After attempting to set this group’s maximum priority to the highest
level and
A’s
priority to the highest level, the result is:

(3) ThreadGroup[name=g1,maxpri=9]
      Thread[A,9,g1]

Thus,
it’s not possible to change the thread group’s maximum priority to
be higher than its parent thread group.

The
fourth exercise reduces
g1’s
maximum priority by two and then tries to increase it up to
Thread.MAX_PRIORITY.
The result is:

(4) ThreadGroup[name=g1,maxpri=8]
      Thread[A,9,g1]

You
can see that the increase in maximum priority didn’t work. You can only
decrease a thread group’s maximum priority, not increase it. Also, notice
that thread
A’s
priority didn’t change, and now it is higher than the thread
group’s maximum priority. Changing a thread group’s maximum
priority doesn’t affect existing threads.

The
fifth exercise attempts to set a new thread to maximum priority:

(5) ThreadGroup[name=g1,maxpri=8]
      Thread[A,9,g1]
      Thread[B,8,g1]

The
new thread cannot be changed to anything higher than the maximum thread group
priority.

The
default thread priority for this program is 6; that’s the priority a new
thread will be created at and where it will stay if you don’t manipulate
the priority. Exercise six lowers the maximum thread group priority below the
default thread priority to see what happens when you create a new thread under
this condition:

(6) ThreadGroup[name=g1,maxpri=3]
      Thread[A,9,g1]
      Thread[B,8,g1]
      Thread[C,6,g1]

Even
though the maximum priority of the thread group is 3, the new thread is still
created using the default priority of 6. Thus, maximum thread group priority
does not affect default priority. (In fact, there appears to be no way to set
the default priority for new threads.)

After
changing the priority, attempting to decrement it by one, the result is:

(7) ThreadGroup[name=g1,maxpri=3]
      Thread[A,9,g1]
      Thread[B,8,g1]
      Thread[C,3,g1]

Only
when you attempt to change the priority is the thread group’s maximum
priority enforced.

A
similar experiment is performed in (8) and (9), in which a new thread group
g2
is
created as a child of
g1
and its maximum priority is changed. You can see that it’s impossible for
g2’s
maximum to go higher than
g1’s:

(8) ThreadGroup[name=g2,maxpri=3]
(9) ThreadGroup[name=g2,maxpri=3]

Also
notice that
g2
is automatically set to the thread group maximum priority of
g1
as
g2
is created.

After
all of these experiments, the entire system of thread groups and threads is
printed out:

(10)ThreadGroup[name=system,maxpri=9]
      Thread[main,6,system]
      ThreadGroup[name=g1,maxpri=3]
        Thread[A,9,g1]
        Thread[B,8,g1]
        Thread[C,3,g1]
        ThreadGroup[name=g2,maxpri=3]
          Thread[0,6,g2]
          Thread[1,6,g2]
          Thread[2,6,g2]
          Thread[3,6,g2]
          Thread[4,6,g2]

So
because of the rules of thread groups, a child group must always have a maximum
priority that’s less than or equal to its parent’s maximum priority.

The
last part of this program demonstrates methods for an entire group of threads.
First the program moves through the entire tree of threads and starts each one
that hasn’t been started.

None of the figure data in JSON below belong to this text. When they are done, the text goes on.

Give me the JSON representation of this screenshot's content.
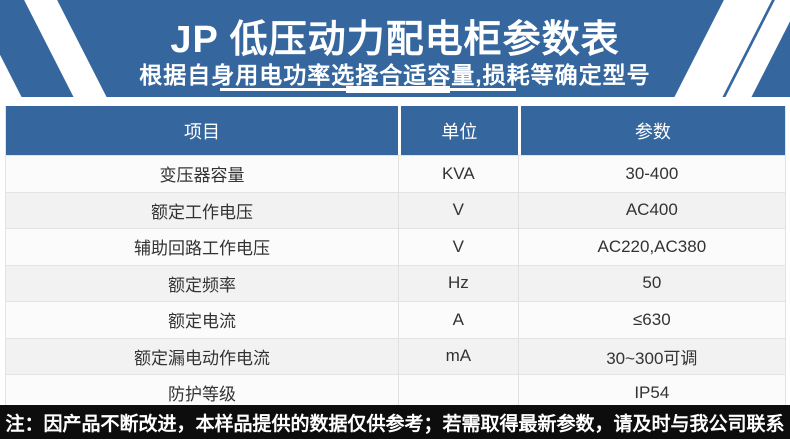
{
  "banner": {
    "title": "JP 低压动力配电柜参数表",
    "subtitle": "根据自身用电功率选择合适容量,损耗等确定型号",
    "bg_color": "#35679e"
  },
  "table": {
    "headers": [
      "项目",
      "单位",
      "参数"
    ],
    "rows": [
      {
        "item": "变压器容量",
        "unit": "KVA",
        "value": "30-400"
      },
      {
        "item": "额定工作电压",
        "unit": "V",
        "value": "AC400"
      },
      {
        "item": "辅助回路工作电压",
        "unit": "V",
        "value": "AC220,AC380"
      },
      {
        "item": "额定频率",
        "unit": "Hz",
        "value": "50"
      },
      {
        "item": "额定电流",
        "unit": "A",
        "value": "≤630"
      },
      {
        "item": "额定漏电动作电流",
        "unit": "mA",
        "value": "30~300可调"
      },
      {
        "item": "防护等级",
        "unit": "",
        "value": "IP54"
      }
    ]
  },
  "footer": {
    "note": "注：因产品不断改进，本样品提供的数据仅供参考；若需取得最新参数，请及时与我公司联系"
  }
}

For drama, the
system
group is then suspended and finally stopped. (Although it’s interesting
to see that
suspend( )
and
stop( )
work on entire thread groups, you should keep in mind that these methods are
deprecated in Java 1.2.)
But when you suspend the
system
group you also suspend the
main
thread and the whole program shuts down, so it never gets to the point where
the threads are stopped. Actually, if you do stop the
main
thread it throws a
ThreadDeath
exception, so this is not a typical thing to do. Since
ThreadGroup
is inherited from
Object,
which contains the
wait( )
method, you can also choose to suspend the program for any number of seconds by
calling
wait(seconds
* 1000)
.
This must acquire the lock inside a synchronized block, of course.


[62]
The
Java Programming Language
,
by Ken Arnold and James Gosling, Addison-Wesley 1996 pp 179.